ACC’s expansion plans are progressing as per schedule. The recently announced stimulus packagesand government initiatives to boost rural development, infrastructure and housing is likely to support growth of the industry. However, apart from resulting in reduction in utilization levels, the upcoming capacities are expected to exert downward pressure on cement prices,

At the current price of Rs 855, the stock is trading at an EV/tonne of round Rs 5,000 based on our CY10 estimates. The company has reported a striking performance on account of firm prices and its focused efforts to rein in cost pressures. However, these firm realisations are not sustainable over the medium term as bulk of the additional capacities, which are expected to go on stream starting second half of CY09, commence operations.

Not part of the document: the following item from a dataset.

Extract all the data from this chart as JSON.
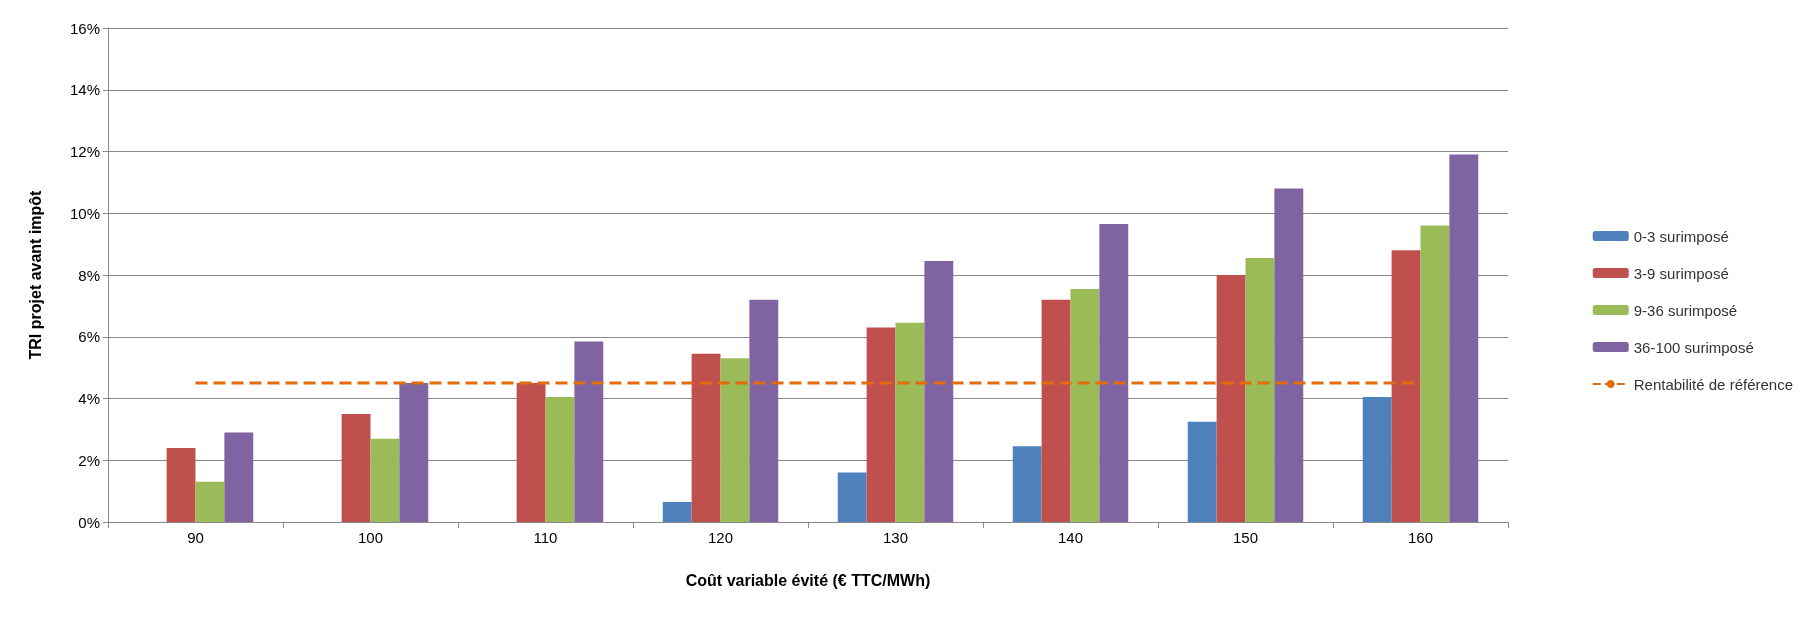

We shall soon update our research report on the company. Moreover, the management has also indicated that prices of major inputs may rebound because of an anticipated uptrend in commodity business cycle. Also, below normal monsoons may put pressure on prices of certain commodities, which may accelerate inflation.

While the company has outperformed our estimates, we maintain our view on the stock. Considering the sector growth prospects over the next two years and the asset valuation method, we suggest investors to practice caution. Commodity stocks are valued at their replacement cost as it is the likely price at which one would be interested in acquiring the cement company.